There is no unbreakable code. As much as we are improving internet security, hackers are improving their methods. It is an ongoing battle, which has no end, because, again, there is no unbreakable code. But maybe we could make one?
Scientists from Cornell Tech found the problem that is standing on the way of the ultimate internet security goal.
Computers are not that old, but cryptography has been around for thousands of years. Ancient leaders were trying to encrypt their messages, for example. However, now scientists found that cryptography has a natural ‘mother’ problem – its solution is always embedded in the code.
For thousands of years cryptography was cyclical – the same code could be used again and again until someone broke it. But in the 1970s it became more like a one-way function – information is encrypted using a single-use code. Basically, without a key your chances of decrypting a message are equal to restoring a lit match to its unlit state.

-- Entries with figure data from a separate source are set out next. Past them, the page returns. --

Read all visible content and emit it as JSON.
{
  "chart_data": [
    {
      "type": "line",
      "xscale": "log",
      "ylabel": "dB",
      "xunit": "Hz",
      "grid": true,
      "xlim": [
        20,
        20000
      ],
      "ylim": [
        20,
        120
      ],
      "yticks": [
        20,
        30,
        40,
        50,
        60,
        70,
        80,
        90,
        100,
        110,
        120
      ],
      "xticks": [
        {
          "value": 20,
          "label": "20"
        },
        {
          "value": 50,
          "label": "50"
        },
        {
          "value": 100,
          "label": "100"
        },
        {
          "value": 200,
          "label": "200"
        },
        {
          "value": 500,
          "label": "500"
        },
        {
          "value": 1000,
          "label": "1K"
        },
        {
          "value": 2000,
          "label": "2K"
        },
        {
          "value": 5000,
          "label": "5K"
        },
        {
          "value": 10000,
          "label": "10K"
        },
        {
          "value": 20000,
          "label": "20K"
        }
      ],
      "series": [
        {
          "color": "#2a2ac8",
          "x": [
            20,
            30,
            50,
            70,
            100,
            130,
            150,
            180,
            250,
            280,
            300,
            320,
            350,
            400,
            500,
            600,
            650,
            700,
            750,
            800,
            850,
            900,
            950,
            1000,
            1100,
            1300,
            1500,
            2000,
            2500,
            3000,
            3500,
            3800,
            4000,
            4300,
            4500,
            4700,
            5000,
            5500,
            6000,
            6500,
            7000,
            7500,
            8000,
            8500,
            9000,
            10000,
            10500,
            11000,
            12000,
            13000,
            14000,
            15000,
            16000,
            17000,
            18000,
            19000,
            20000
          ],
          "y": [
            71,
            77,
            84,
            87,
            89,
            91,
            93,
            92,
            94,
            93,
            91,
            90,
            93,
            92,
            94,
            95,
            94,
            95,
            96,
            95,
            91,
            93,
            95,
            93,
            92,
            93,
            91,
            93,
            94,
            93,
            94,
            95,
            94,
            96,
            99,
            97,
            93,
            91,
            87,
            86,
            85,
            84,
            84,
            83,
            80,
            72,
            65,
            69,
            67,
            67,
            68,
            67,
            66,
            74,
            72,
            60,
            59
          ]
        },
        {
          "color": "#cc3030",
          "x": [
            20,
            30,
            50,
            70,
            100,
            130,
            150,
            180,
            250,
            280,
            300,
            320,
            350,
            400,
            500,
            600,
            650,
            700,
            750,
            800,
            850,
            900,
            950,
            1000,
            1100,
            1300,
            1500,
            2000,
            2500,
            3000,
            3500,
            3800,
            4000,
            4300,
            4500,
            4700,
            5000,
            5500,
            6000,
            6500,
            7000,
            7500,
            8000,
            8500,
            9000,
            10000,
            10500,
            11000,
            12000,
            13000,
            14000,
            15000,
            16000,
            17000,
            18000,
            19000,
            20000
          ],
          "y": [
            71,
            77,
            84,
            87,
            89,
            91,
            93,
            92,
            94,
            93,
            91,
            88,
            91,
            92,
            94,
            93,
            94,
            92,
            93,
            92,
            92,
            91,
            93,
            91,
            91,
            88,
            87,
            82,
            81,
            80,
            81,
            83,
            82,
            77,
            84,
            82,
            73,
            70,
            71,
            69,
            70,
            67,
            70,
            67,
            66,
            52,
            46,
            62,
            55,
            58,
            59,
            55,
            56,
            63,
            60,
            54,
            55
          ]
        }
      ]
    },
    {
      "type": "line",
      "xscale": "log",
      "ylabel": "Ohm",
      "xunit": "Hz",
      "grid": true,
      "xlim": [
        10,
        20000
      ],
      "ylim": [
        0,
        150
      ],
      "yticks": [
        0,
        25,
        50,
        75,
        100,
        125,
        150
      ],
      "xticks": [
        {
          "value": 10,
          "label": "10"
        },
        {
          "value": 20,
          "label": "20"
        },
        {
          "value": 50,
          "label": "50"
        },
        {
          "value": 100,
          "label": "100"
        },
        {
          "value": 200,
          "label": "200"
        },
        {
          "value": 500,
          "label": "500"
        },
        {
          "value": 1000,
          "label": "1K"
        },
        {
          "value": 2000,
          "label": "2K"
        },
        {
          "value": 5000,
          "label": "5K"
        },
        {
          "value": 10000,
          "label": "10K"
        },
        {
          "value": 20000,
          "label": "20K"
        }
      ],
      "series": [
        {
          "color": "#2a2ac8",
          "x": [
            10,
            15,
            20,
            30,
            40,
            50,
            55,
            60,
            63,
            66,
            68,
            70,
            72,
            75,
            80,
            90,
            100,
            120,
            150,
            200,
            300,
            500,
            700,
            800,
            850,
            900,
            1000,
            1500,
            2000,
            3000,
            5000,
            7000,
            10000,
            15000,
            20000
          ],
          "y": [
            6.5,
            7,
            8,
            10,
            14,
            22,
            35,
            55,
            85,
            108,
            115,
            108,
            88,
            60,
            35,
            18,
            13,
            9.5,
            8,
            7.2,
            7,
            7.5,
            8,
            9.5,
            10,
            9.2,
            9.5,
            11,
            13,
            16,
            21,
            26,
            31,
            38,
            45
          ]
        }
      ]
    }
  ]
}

However, nothing is really random. In the 1960s mathematicians identified what’s known as Kolmogorov Complexity – quantifying the amount of randomness or pattern of a string of numbers. It describes the shortest computer program that can describe a line of numbers. For really simple patterns the program can be pretty short. But long and complicated strings (for example, 37539017332840393452954329), the program is likely to be longer than the string itself. This means that in computer science you could create a very hard time-bounded Kolmogorov Complexity, which would result in one-way functions. In other words, this theoretical finding could redefine internet security.
Rafael Pass, co-author of the paper, explained: “If you can come up with an efficient algorithm to solve the time-bounded Kolmogorov complexity problem for a large fraction of things, then you can break all crypto, all encryption schemes, all digital signatures. However, if no efficient algorithm exists to solve this problem, you can get a one-way function, and therefore you can get secure encryption and digital signatures and so forth.”
Therefore, scientists are nearing realization that there is either no ultimately secure way of encrypting data or that there is a method in the future. Complicated stuff. However, it is worth looking for, because thousands and thousands of people become victims of some kind of information loss every year.